Prepaids are like the “sneak peek” fees you have to pay! They include the interest on your loan from the moment you close on the house until the end of that month. For example, if you close on your loan on April 15th, you’ll need to pay the interest for those last 15 days of the month... right up until May 1st. It’s like paying for a movie ticket to see a sneak preview of a blockbuster film before it officially hits the theaters!

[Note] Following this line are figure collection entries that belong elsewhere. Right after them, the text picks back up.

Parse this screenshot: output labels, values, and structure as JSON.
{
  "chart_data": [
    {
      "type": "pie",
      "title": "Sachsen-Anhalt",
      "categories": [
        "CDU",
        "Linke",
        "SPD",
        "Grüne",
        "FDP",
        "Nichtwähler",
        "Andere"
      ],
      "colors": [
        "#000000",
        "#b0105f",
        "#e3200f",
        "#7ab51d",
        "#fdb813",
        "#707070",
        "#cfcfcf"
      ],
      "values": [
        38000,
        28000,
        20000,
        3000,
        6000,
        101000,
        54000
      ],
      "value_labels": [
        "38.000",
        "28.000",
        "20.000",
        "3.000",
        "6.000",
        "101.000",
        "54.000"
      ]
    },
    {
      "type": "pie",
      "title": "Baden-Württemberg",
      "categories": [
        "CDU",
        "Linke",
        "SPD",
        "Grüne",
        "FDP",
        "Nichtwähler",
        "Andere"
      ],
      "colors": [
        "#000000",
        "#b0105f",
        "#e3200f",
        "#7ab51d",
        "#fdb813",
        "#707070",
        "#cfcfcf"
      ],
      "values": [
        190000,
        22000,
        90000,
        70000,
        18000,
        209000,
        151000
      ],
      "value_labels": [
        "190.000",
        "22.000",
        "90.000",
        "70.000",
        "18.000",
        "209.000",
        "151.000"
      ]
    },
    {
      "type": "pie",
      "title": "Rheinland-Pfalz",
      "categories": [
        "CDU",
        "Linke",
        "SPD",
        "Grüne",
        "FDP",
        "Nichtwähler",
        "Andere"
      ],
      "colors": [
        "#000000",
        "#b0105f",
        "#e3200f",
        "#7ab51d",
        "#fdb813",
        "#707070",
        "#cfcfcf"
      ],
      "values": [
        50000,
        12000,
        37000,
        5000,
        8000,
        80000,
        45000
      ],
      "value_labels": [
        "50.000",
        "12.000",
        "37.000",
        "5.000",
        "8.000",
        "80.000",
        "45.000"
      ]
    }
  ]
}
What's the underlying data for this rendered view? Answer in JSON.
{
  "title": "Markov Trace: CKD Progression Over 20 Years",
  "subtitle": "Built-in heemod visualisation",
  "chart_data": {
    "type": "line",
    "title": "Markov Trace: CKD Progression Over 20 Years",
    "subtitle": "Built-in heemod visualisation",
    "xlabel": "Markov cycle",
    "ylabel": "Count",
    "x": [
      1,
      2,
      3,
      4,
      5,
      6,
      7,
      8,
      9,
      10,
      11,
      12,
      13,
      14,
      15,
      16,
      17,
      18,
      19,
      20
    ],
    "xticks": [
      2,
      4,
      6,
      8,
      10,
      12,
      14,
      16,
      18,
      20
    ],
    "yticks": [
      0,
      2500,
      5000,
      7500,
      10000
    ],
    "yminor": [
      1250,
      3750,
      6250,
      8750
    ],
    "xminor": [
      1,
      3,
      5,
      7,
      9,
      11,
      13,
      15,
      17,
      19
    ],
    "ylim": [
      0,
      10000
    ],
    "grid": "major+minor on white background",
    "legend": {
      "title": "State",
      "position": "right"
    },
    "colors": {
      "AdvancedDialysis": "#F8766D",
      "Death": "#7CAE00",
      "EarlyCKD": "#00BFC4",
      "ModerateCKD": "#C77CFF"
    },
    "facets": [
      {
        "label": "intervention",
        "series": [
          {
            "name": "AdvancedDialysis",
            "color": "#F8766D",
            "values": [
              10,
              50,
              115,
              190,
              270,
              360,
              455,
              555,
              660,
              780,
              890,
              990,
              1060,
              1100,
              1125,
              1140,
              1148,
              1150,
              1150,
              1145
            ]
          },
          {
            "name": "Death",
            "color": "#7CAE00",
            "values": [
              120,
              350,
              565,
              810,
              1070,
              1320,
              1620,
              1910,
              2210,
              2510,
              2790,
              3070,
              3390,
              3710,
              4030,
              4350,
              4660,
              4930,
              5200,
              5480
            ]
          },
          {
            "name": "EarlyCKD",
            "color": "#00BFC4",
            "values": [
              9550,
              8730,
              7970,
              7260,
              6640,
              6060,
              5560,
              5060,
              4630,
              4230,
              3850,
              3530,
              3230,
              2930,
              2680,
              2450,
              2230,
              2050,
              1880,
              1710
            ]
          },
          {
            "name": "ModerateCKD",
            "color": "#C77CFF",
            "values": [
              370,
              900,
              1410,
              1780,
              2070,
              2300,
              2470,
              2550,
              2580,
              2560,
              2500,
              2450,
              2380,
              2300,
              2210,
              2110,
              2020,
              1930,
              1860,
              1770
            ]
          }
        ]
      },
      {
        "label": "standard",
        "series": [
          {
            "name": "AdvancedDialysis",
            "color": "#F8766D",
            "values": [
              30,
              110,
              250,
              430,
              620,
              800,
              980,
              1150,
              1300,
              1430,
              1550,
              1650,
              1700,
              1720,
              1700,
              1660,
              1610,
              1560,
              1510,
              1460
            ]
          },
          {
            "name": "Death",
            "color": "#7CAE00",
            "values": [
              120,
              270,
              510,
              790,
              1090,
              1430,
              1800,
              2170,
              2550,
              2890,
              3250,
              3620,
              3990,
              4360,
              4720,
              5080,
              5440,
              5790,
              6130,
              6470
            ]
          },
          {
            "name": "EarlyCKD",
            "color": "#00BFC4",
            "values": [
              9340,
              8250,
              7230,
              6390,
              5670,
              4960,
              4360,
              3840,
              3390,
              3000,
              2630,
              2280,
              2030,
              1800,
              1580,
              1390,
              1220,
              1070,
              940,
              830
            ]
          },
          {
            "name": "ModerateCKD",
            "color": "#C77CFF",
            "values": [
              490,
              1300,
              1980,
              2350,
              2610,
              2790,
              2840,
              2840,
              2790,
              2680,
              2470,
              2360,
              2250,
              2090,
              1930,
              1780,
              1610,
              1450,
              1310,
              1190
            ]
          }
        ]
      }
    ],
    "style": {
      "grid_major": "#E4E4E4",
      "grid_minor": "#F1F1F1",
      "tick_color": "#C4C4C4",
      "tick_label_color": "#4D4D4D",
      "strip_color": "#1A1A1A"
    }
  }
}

  • Homeowner's Insurance Premium - This is the money you pay to your home insurance company to keep your property safe for a whole year. Think of it like buying a superhero cape for your house... it protects it from all kinds of dangers, like storms or accidents!
  • Mortgage Insurance Premium - This type of insurance is like a safety net for the lender. If you take out a loan backed by the Federal Housing Administration (FHA) and you have a low down payment, you’ll need to pay this fee. It helps the lender feel more secure, like giving them a cozy blanket when they’re feeling chilly. But if you have a conventional loan, this amount is $0... so it’s like getting a free pass on a ride at the amusement park!
  • Prepaid Interest - These are charges you need to cover at closing for any daily interest that adds up on your loan from the day you close until your first monthly payment. Imagine it’s like paying for snacks at a movie before you get to watch it... you want to enjoy the show without worrying about what you owe!
  • Prepaid Property Taxes - Here’s the deal: the seller has already paid the property taxes up to a certain point in the year. If they’ve paid for the entire month and you close in the middle of that month, you’ll have to pay the seller back for the days you own the house. For example, if the seller paid the taxes up to June 30 and your closing date is June 15, you owe the seller for June 16 through June 30. In this case, you’d have to give the seller a refund for those days, which could be around $631.00. It’s like splitting the bill for pizza after sharing a slice... after all fair is fair!

This is the part where you, the buyer, pay some money upfront that covers two months of homeowners insurance and property taxes. Think of it like putting money in a piggy bank that’s specially labeled “Escrow”! This piggy bank keeps your money safe until it’s time to pay those bills, so you don’t have to worry about them later. It’s like saving up for a big birthday party—you want to make sure you have enough for the fun!

  • Homeowner's Insurance - This is the last prepaid cost you’ll need to pay, and it’s like your house's superhero cape for the future! It helps protect your home from unexpected disasters, making sure it stays safe and sound.
  • Mortgage Insurance - This is the amount you’ll pay at closing to kickstart your escrow account for mortgage insurance. Think of it as a security blanket for your lender... if you don’t make your payments, this insurance helps cover them. It’s usually required when you make a down payment of less than 20% of the home’s price. But since you made a big deposit, congratulations! You’ve waved goodbye to mortgage insurance... your large deposit has made the lender feel much safer, like a kid with a sturdy life jacket on a boat!
  • Property Taxes - The lender wants you to set aside at least two months' worth of property tax payments in your escrow account. This is like having a piggy bank just for taxes, so you won’t accidentally forget to pay them later! It keeps your property safe from getting a “tax lien” sticker slapped on it, which would be like having a big warning sign on your house saying, “Watch out, I haven’t been paid for!”

This is the part where both you, the buyer, and the seller get to pay some random fees to close the deal. Think of it like paying the toll before crossing the finish line!


This is the part of page two that adds up all of the subtotals so far of the fees from this page.

  • Other Cost Subtotals (E+F+G+H) - Lets add these sections up and we get a subtotal of $5018.05. This is what, you the borrower, will pay. Well not exactly the same figures, but you get the point.
  • Closing Cost Subtotals (D + I) - This is a subtotal from te above sections of D and I. Section D is the subtotal from page 1, section I is the subtotal from page 2. So this section is labeled SECTION J.
  • Lender Credits - This section will show any credits the lender will extend to either to the borrower, like discounts.